- Specialty: Cardiology, Cardiothoracic Surgery, Emergency medicine

= Blunt cardiac injury =

A blunt cardiac injury is an injury to the heart as the result of blunt trauma, typically to the anterior chest wall. It can result in a variety of specific injuries to the heart, the most common of which is a myocardial contusion, which is a term for a bruise (contusion) to the heart after an injury. Other injuries which can result include septal defects and valvular failures. The right ventricle is thought to be most commonly affected due to its anatomic location as the most anterior surface of the heart. Myocardial contusion is not a specific diagnosis and the extent of the injury can vary greatly. Usually, there are other chest injuries seen with a myocardial contusion such as rib fractures, pneumothorax, and heart valve injury. When a myocardial contusion is suspected, consideration must be given to any other chest injuries, which will likely be determined by clinical signs, tests, and imaging.

The signs and symptoms of a myocardial contusion can manifest in different ways in people which may also be masked by the other injuries. It is recommended that people with blunt chest trauma receive an electrocardiogram to determine if there are any irregularities with cardiac function. The presentation of an abnormal heart rhythm after sustaining a myocardial contusion can be delayed for up to 72 hours.

== Etiology ==
The most common cause of blunt cardiac injury (BCI) is due to motor vehicle collisions. In evaluating causes for BCI, it is important to understand how the heart is situated within the thorax. It is protected to a certain degree by bony structures like the sternum, ribs and spine, thereby offering it significant protection and thus requiring substantial amounts of force to cause BCI. Motor vehicle collisions are implicated in most causes of BCI as significant deceleration can result in the heart tearing from its attachments to surrounding structures. There should be a high index of suspicion for BCI when evaluating injuries to the thoraco-abdominal area.

== Pathophysiology ==
Possible mechanisms for BCI include direct, indirect, bidirectional, deceleration, blast, crush, concussive, or combined. A direct injury is the most common and occurs most likely near the end of diastole, during ventricular filling. Indirect injury results from increased preload on the heart secondary to spikes in venous circulation which can then lead to rupture of the heart. Bidirectional injuries are a result of compressive forces on the heart by both the spine and the sternum. Deceleration injuries occur when the heart is forcibly torn from its attachments, thereby leading to tears of the muscle and arteries.

Commotio cordis is a condition seen in young, male athletes that results from BCI, and leads to sudden cardiac death within the context of benign changes of the heart on autopsy and no preexisting conditions. The impact of BCI in this condition likely puts the heart in ventricular fibrillation, thereby resulting in death.

Structural and electrical disturbances are typical of BCI. Examples of structural injuries include intramural hematomas (which are benign and self-limiting in most cases), papillary muscle rupture, and septal injuries. Common electrical disturbances include premature ventricular contraction and transient bundle branch blocks. It is important for the clinician to monitor the patient’s EKG and conduct a thorough cardiovascular exam to evaluate for murmurs and abnormal heart sounds in these cases.

== Signs and symptoms ==
In evaluating the patient with suspected BCI, important symptoms to look for include chest pain, shortness of breath, palpitations and at times, typical anginal symptoms. Cardiac risk factors can also help stratify the possibilities of such an injury. Medication histories should also be noted, as rhythm control agents can mask tachycardias that normally present with BCI.

Common physical exam findings include tachypnea, abnormal lung sounds, tenderness to palpation of the chest wall, bruising, and fractures.

== Evaluation ==
An ECG is recommended in those with possible BCI. Abnormal ECG findings should prompt the clinician to then place the patient on continuous telemetry monitoring. Troponin levels should also be ordered. Important to note, negative findings on both ECG and troponin levels do not exclude BCI, as symptoms may present later. If both ECG and troponin levels are abnormal, an appropriate next step in evaluation would involve ordering an echocardiography.

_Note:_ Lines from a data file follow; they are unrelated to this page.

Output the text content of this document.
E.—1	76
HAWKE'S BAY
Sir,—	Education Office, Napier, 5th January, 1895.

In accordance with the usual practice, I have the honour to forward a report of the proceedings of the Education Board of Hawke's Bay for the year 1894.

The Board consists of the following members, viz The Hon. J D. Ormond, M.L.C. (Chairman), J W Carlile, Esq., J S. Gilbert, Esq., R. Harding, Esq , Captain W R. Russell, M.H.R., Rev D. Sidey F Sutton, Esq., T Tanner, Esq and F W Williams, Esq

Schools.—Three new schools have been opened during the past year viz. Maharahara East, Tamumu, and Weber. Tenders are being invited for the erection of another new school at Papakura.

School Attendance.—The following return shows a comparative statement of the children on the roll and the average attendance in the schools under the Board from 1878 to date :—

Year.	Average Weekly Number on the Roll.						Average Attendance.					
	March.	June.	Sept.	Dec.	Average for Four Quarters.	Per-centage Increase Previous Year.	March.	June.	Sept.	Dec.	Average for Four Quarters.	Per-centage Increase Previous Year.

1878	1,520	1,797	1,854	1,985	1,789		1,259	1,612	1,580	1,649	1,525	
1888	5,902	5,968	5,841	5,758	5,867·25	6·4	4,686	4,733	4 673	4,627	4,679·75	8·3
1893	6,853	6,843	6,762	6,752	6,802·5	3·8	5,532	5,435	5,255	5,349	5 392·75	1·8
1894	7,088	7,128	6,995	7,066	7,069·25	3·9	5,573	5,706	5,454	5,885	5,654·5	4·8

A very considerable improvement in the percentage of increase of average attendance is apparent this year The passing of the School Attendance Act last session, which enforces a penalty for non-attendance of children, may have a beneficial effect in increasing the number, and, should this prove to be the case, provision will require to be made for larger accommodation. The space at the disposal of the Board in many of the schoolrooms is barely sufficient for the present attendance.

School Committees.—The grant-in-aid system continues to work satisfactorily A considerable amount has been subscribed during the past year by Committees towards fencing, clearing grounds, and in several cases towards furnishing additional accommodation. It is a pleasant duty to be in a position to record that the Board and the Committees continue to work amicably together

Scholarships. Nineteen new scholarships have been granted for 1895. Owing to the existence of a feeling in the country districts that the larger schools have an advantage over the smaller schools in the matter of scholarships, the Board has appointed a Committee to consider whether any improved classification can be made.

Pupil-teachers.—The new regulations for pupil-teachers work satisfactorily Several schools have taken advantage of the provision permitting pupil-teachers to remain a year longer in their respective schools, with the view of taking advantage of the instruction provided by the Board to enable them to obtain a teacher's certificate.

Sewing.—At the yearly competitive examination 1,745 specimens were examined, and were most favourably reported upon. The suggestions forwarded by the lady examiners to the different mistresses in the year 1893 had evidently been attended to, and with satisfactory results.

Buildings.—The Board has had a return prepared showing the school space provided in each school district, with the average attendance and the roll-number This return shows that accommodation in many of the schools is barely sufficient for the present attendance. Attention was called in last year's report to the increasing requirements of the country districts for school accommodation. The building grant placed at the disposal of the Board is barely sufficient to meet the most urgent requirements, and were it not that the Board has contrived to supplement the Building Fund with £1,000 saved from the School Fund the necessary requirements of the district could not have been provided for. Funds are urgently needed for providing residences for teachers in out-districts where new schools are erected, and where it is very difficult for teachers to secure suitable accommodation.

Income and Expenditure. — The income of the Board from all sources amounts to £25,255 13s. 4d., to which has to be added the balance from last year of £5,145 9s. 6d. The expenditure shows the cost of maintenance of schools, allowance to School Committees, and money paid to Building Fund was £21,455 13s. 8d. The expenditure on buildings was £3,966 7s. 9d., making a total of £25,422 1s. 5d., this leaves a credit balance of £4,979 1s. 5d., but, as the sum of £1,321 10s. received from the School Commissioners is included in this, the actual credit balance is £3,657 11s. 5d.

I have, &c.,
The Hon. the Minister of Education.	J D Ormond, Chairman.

== Treatment and management ==
An abnormal ECG and elevated troponin levels should elicit continued cardiac monitoring to look for possible arrhythmias or cardiac failure. If an arrhythmia is found, the patient should be treated as if he/she is a non-BCI patient with repletion of electrolytes, monitoring of acid-base status, and administration of medications as indicated. If clinical evaluation deems a patient severely compromised, an urgent cardiology evaluation must be made. Surgical intervention may also be required in some situations (rupture, tamponade), with pericardiocentesis as an appropriate next step in management.

== Complications ==
Complications for BCI are rare but can include delayed rupture of the heart, complete AV block, heart failure, pericardial effusion and constrictive pericarditis. It is advised that patients thus be reevaluated in 3-6 months post-injury.